Professeur à Sciences Po et membre des think tanks Bruegel et Peterson Institute, Jean Pisani-Ferry a été l’un des principaux artisans du programme d’Emmanuel Macron pour la présidentielle de 2017. Proche du chef de l’Etat, l’ancien commissaire général de France Stratégie sonne l’alarme face aux défis environnementaux qui attendent la France et leurs conséquences économiques et sociales. « Le coût économique de la transition ne sera accepté que si les sacrifices sont équitablement répartis », explique-t-il.

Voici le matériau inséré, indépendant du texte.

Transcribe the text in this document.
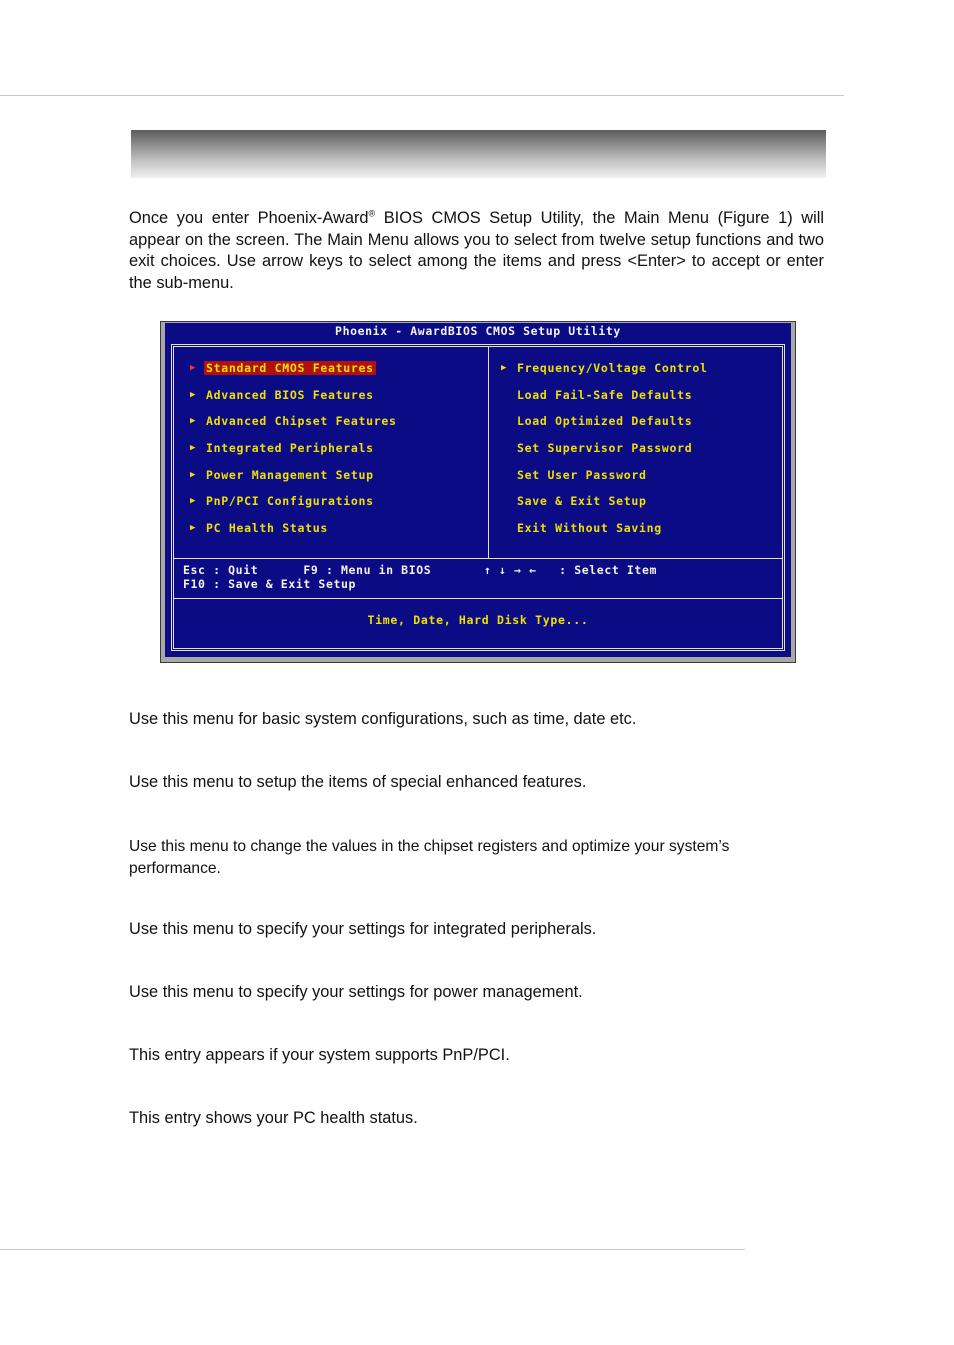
Once you enter Phoenix-Award® BIOS CMOS Setup Utility, the Main Menu (Figure 1) will appear on the screen. The Main Menu allows you to select from twelve setup functions and two exit choices. Use arrow keys to select among the items and press <Enter> to accept or enter the sub-menu.

Phoenix - AwardBIOS CMOS Setup Utility
▶ Standard CMOS Features
▶ Advanced BIOS Features
▶ Advanced Chipset Features
▶ Integrated Peripherals
▶ Power Management Setup
▶ PnP/PCI Configurations
▶ PC Health Status
▶ Frequency/Voltage Control
Load Fail-Safe Defaults
Load Optimized Defaults
Set Supervisor Password
Set User Password
Save & Exit Setup
Exit Without Saving
Esc : Quit      F9 : Menu in BIOS       ↑ ↓ → ←   : Select Item
F10 : Save & Exit Setup
Time, Date, Hard Disk Type...

Use this menu for basic system configurations, such as time, date etc.

Use this menu to setup the items of special enhanced features.

Use this menu to change the values in the chipset registers and optimize your system’s performance.

Use this menu to specify your settings for integrated peripherals.

Use this menu to specify your settings for power management.

This entry appears if your system supports PnP/PCI.

This entry shows your PC health status.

Dans votre rapport, vous dressez un constat très noir de l’adaptation aux enjeux climatiques, évoquant la « décennie de toutes les difficultés ». Peut-on encore être optimiste sur le sujet ?

Si l’on veut respecter l’objectif de baisse de 55 % des émissions de gaz à effet de serre d’ici à 2030, on va devoir faire en dix ans ce qu’on a à peine fait en trente ans. Cela vous donne une idée de l’accélération nécessaire ! Dans un premier temps, la transition climatique ne va pas créer de richesse : c’est, au contraire, un choc économique négatif. Au-delà de 2030, il y a des raisons d’être optimiste : la chute du coût des énergies renouvelables montre bien que la dépendance aux combustibles fossiles nous a longtemps détournés d’un progrès technique qui ne demandait qu’à être tiré du sommeil. Il y aura des gains économiques et de bien-être. Mais, en attendant, nous sommes face à un mur qu’il faut escalader. Ne nous cachons pas la réalité des difficultés : c’est une vraie révolution industrielle, et ce n’est pas gagné. On le voit aussi ailleurs, comme en Allemagne, avec les crispations de l’industrie automobile face à la fin annoncée du moteur thermique en 2035.

« Ce quinquennat sera écologique ou ne sera pas », lançait Emmanuel Macron à Marseille il y a un an, durant la campagne présidentielle. A-t-on perdu du temps ?

Entre 2017 et 2022, oui. Le premier quinquennat d’Emmanuel Macron a commencé avec l’idée que la fiscalité carbone allait « faire le job », mais le gouvernement a dû reculer face aux « gilets jaunes ». Puis la convention citoyenne pour le climat a fait des propositions pratiques [mi-2020], mais sans les évaluer par rapport aux objectifs fixés. On est passé de « on va tout faire par les prix » à « on va tout faire par des mesures pratiques ». Ni l’un ni l’autre ne fonctionne.

Depuis 2022, le travail est en train de se faire, notamment au niveau du secrétariat général à la planification écologique [rattaché à Matignon], mais les décisions politiques ne sont pas encore prises. Nous ne sommes pas sur la trajectoire de la neutralité carbone en 2050. Le gouvernement doit trancher sur la répartition des actions dans le temps, sur l’ampleur du soutien aux ménages et sur l’accompagnement de la transition en matière de marché du travail et de compétences : cela demande une planification sur trente ans.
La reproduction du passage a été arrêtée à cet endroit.